THANKSHOME
ON THANKSGIVING! NOON! WPKN-FM 89.5fm & Streaming WPKN.ORG
Two things happen on Thanksgiving before we eat: we either go to the dinner table wherever it may be, or we make dinner. Some people make dinner for others, all the time, every day. Those who make food for others join us today to talk about their Thanksgivings.
Kitchens are in every place we live. We use them to follow recipes, toast our bread, warm our soup, microwave our frozen foods and leftovers, even make special meals like Thanksgiving. When we make food we use our kitchens we are manifesting what our homes are – the nurturing, protecting, refuge where we also sleep and bath and thing about the rest of the world.
But at at Thanksgiving many have the world come to their kitchen. Right now, many hearing this show are elbow deep in stuffing, chopping, peeling, and, well, cooking, in those kitchens we often take for granted.
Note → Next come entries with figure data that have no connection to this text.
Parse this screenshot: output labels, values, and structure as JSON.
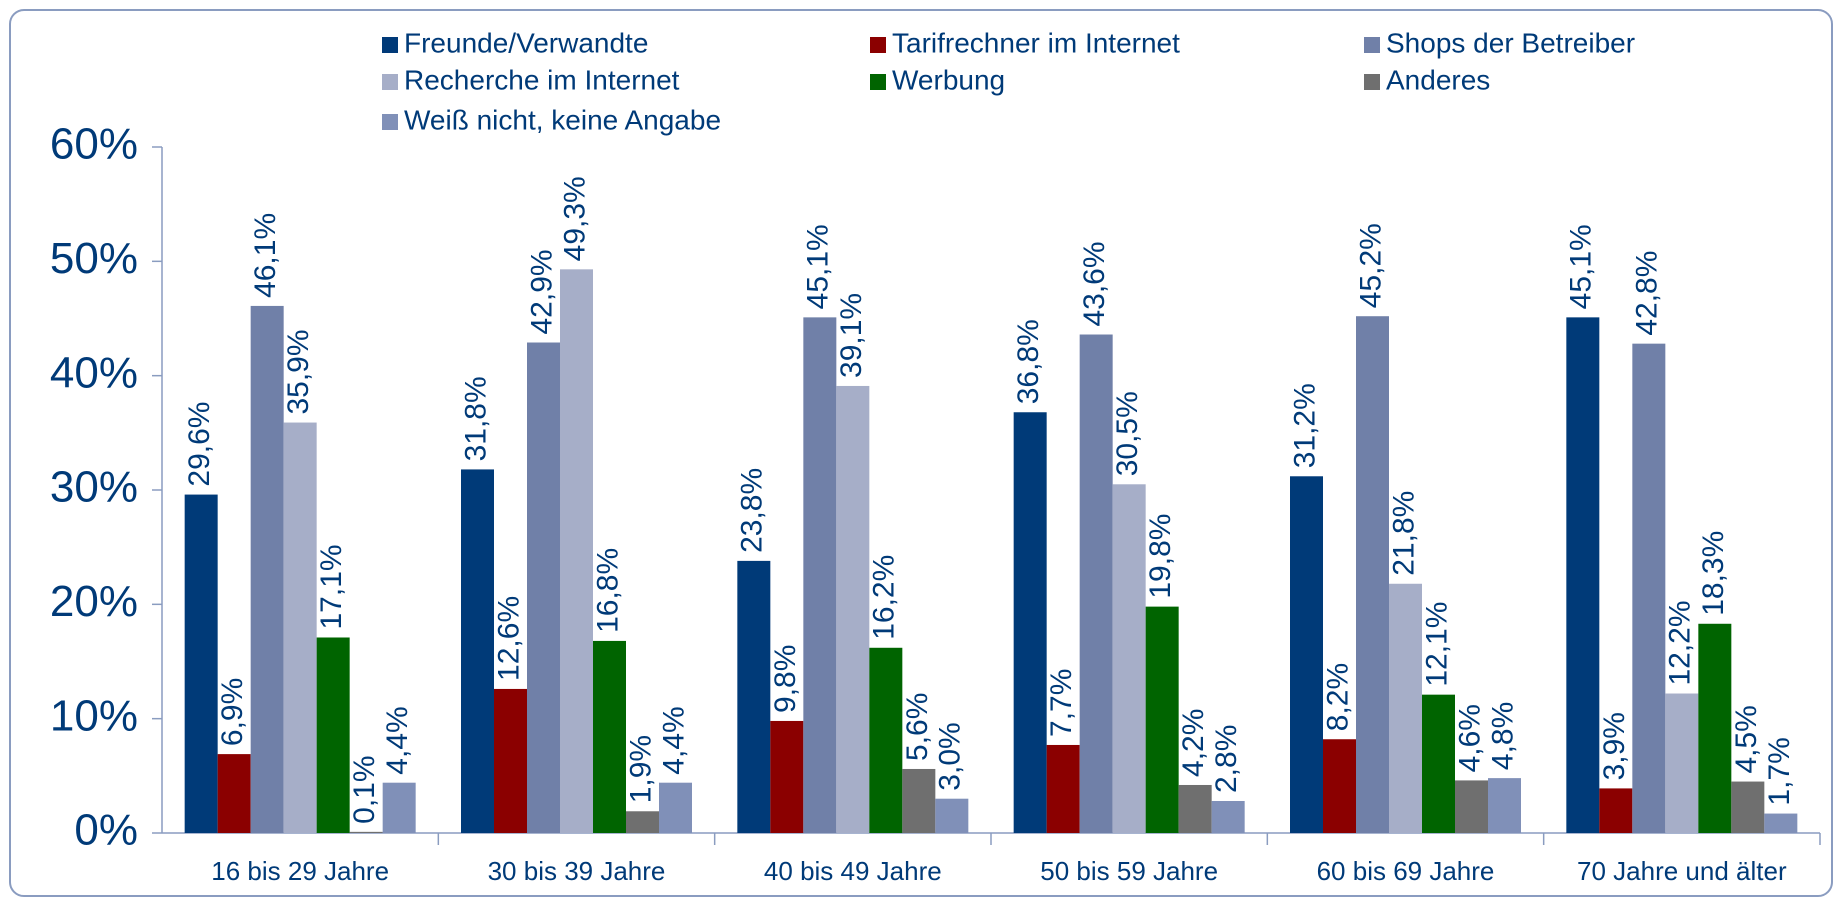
{
  "chart_data": {
    "type": "bar",
    "categories": [
      "16 bis 29 Jahre",
      "30 bis 39 Jahre",
      "40 bis 49 Jahre",
      "50 bis 59 Jahre",
      "60 bis 69 Jahre",
      "70 Jahre und älter"
    ],
    "series": [
      {
        "name": "Freunde/Verwandte",
        "color": "#003a78",
        "values": [
          29.6,
          31.8,
          23.8,
          36.8,
          31.2,
          45.1
        ],
        "value_labels": [
          "29,6%",
          "31,8%",
          "23,8%",
          "36,8%",
          "31,2%",
          "45,1%"
        ]
      },
      {
        "name": "Tarifrechner im Internet",
        "color": "#8b0000",
        "values": [
          6.9,
          12.6,
          9.8,
          7.7,
          8.2,
          3.9
        ],
        "value_labels": [
          "6,9%",
          "12,6%",
          "9,8%",
          "7,7%",
          "8,2%",
          "3,9%"
        ]
      },
      {
        "name": "Shops der Betreiber",
        "color": "#7080a8",
        "values": [
          46.1,
          42.9,
          45.1,
          43.6,
          45.2,
          42.8
        ],
        "value_labels": [
          "46,1%",
          "42,9%",
          "45,1%",
          "43,6%",
          "45,2%",
          "42,8%"
        ]
      },
      {
        "name": "Recherche im Internet",
        "color": "#a6aec8",
        "values": [
          35.9,
          49.3,
          39.1,
          30.5,
          21.8,
          12.2
        ],
        "value_labels": [
          "35,9%",
          "49,3%",
          "39,1%",
          "30,5%",
          "21,8%",
          "12,2%"
        ]
      },
      {
        "name": "Werbung",
        "color": "#006400",
        "values": [
          17.1,
          16.8,
          16.2,
          19.8,
          12.1,
          18.3
        ],
        "value_labels": [
          "17,1%",
          "16,8%",
          "16,2%",
          "19,8%",
          "12,1%",
          "18,3%"
        ]
      },
      {
        "name": "Anderes",
        "color": "#6f6f6f",
        "values": [
          0.1,
          1.9,
          5.6,
          4.2,
          4.6,
          4.5
        ],
        "value_labels": [
          "0,1%",
          "1,9%",
          "5,6%",
          "4,2%",
          "4,6%",
          "4,5%"
        ]
      },
      {
        "name": "Weiß nicht, keine Angabe",
        "color": "#8090b8",
        "values": [
          4.4,
          4.4,
          3.0,
          2.8,
          4.8,
          1.7
        ],
        "value_labels": [
          "4,4%",
          "4,4%",
          "3,0%",
          "2,8%",
          "4,8%",
          "1,7%"
        ]
      }
    ],
    "ylim": [
      0,
      60
    ],
    "yticks": [
      {
        "value": 0,
        "label": "0%"
      },
      {
        "value": 10,
        "label": "10%"
      },
      {
        "value": 20,
        "label": "20%"
      },
      {
        "value": 30,
        "label": "30%"
      },
      {
        "value": 40,
        "label": "40%"
      },
      {
        "value": 50,
        "label": "50%"
      },
      {
        "value": 60,
        "label": "60%"
      }
    ],
    "legend": "top"
  }
}
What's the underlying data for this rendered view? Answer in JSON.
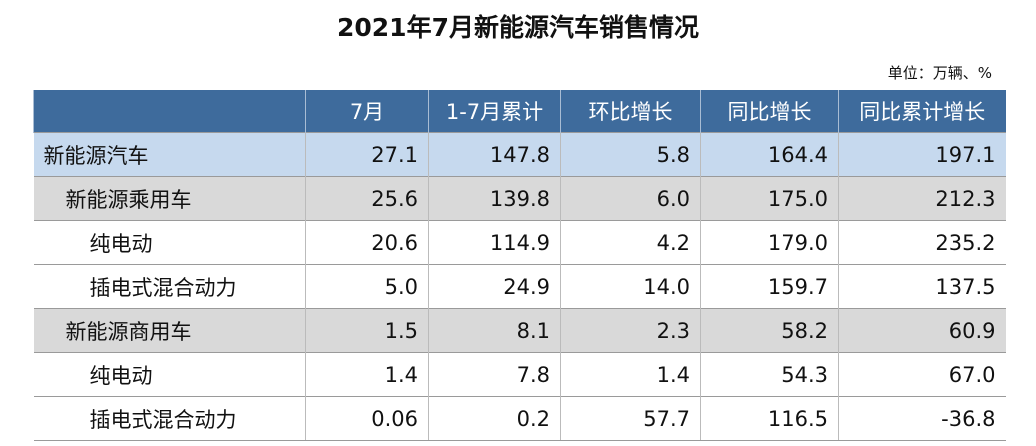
{
  "header": {
    "title": "2021年7月新能源汽车销售情况",
    "unit": "单位：万辆、%"
  },
  "table": {
    "columns": [
      "",
      "7月",
      "1-7月累计",
      "环比增长",
      "同比增长",
      "同比累计增长"
    ],
    "rows": [
      [
        "新能源汽车",
        "27.1",
        "147.8",
        "5.8",
        "164.4",
        "197.1"
      ],
      [
        "新能源乘用车",
        "25.6",
        "139.8",
        "6.0",
        "175.0",
        "212.3"
      ],
      [
        "纯电动",
        "20.6",
        "114.9",
        "4.2",
        "179.0",
        "235.2"
      ],
      [
        "插电式混合动力",
        "5.0",
        "24.9",
        "14.0",
        "159.7",
        "137.5"
      ],
      [
        "新能源商用车",
        "1.5",
        "8.1",
        "2.3",
        "58.2",
        "60.9"
      ],
      [
        "纯电动",
        "1.4",
        "7.8",
        "1.4",
        "54.3",
        "67.0"
      ],
      [
        "插电式混合动力",
        "0.06",
        "0.2",
        "57.7",
        "116.5",
        "-36.8"
      ]
    ]
  }
}
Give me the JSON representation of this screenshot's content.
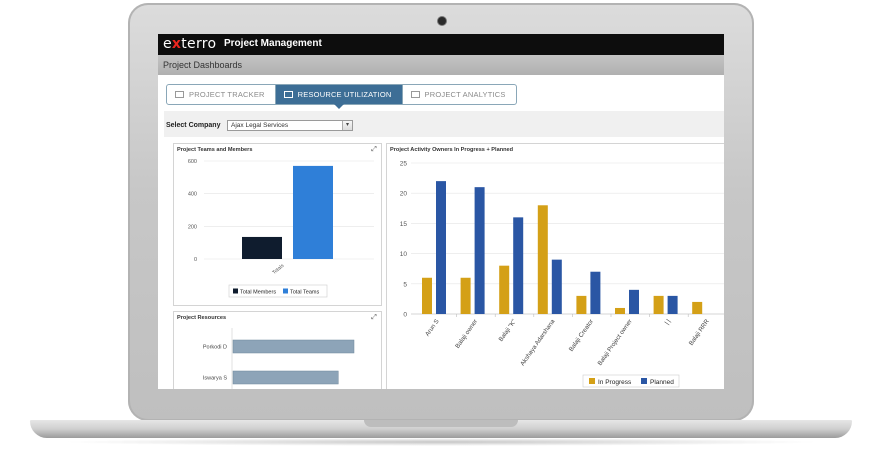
{
  "app": {
    "logo_prefix": "e",
    "logo_x": "x",
    "logo_suffix": "terro",
    "title": "Project Management",
    "subtitle": "Project Dashboards"
  },
  "tabs": [
    {
      "label": "PROJECT TRACKER",
      "active": false
    },
    {
      "label": "RESOURCE UTILIZATION",
      "active": true
    },
    {
      "label": "PROJECT ANALYTICS",
      "active": false
    }
  ],
  "filter": {
    "label": "Select Company",
    "value": "Ajax Legal Services"
  },
  "icons": {
    "expand": "expand-icon",
    "dropdown": "chevron-down-icon"
  },
  "colors": {
    "tab_active": "#3d6e96",
    "members": "#0f1c2e",
    "teams": "#2f7fd8",
    "in_progress": "#d4a017",
    "planned": "#2a56a4",
    "resources_bar": "#8da4b8"
  },
  "chart_data": [
    {
      "type": "bar",
      "title": "Project Teams and Members",
      "categories": [
        "Totals"
      ],
      "series": [
        {
          "name": "Total Members",
          "values": [
            135
          ]
        },
        {
          "name": "Total Teams",
          "values": [
            570
          ]
        }
      ],
      "yticks": [
        0,
        200,
        400,
        600
      ],
      "ylim": [
        0,
        600
      ],
      "legend": "bottom"
    },
    {
      "type": "bar",
      "title": "Project Activity Owners In Progress + Planned",
      "categories": [
        "Arun S",
        "Balaji owner",
        "Balaji \"K\"",
        "Akshaya Adarshana",
        "Balaji Creator",
        "Balaji Project owner",
        "| |",
        "Balaji RRR"
      ],
      "series": [
        {
          "name": "In Progress",
          "values": [
            6,
            6,
            8,
            18,
            3,
            1,
            3,
            2
          ]
        },
        {
          "name": "Planned",
          "values": [
            22,
            21,
            16,
            9,
            7,
            4,
            3,
            0
          ]
        }
      ],
      "yticks": [
        0,
        5,
        10,
        15,
        20,
        25
      ],
      "ylim": [
        0,
        25
      ],
      "legend": "bottom"
    },
    {
      "type": "bar",
      "orientation": "horizontal",
      "title": "Project Resources",
      "categories": [
        "Porkodi D",
        "Iswarya S"
      ],
      "values": [
        100,
        87
      ]
    }
  ]
}
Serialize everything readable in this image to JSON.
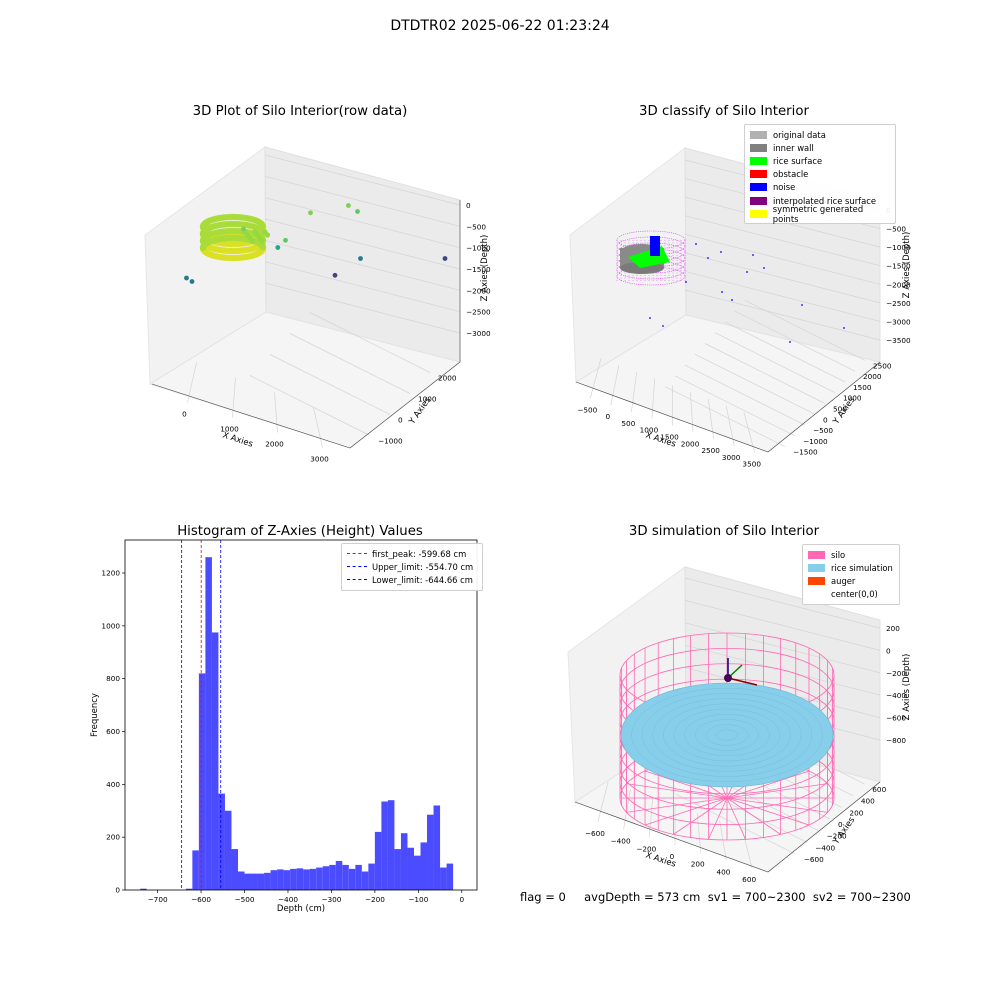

Some use kitchens to earn a living. Their workweek is being at the place where others come to eat. Their lives are as hosts – but now, they are like the rest of us: either cooking or going to Thanksgiving. Today Home Page talks to those who center both professional and domestic lives on their kitchens – the professional hosts on they day when anyone can be a host:
Stefanie Lesnik created Field House Farm in Madison Connecticut, where groups come into her kitchen to be with her and eat the produce she grows. Michael Eagan helps run Zinc in New Haven, a restaurant that has been a shining light for the weary diner. Danielle Ginnetti is an owner of 116 Crown, also in New Haven, where her husband is the chef and the bar is a laboratory of exquisite alcohol. Sandy Gervais has run The Elm City Club in New Haven for over 30 years, welcoming sometimes hundreds of people to great gatherings of celebration. And Joel Gargano and his wife Lani created Grano Arso in Chester, and is expanding their hosting to Chester and now New Haven.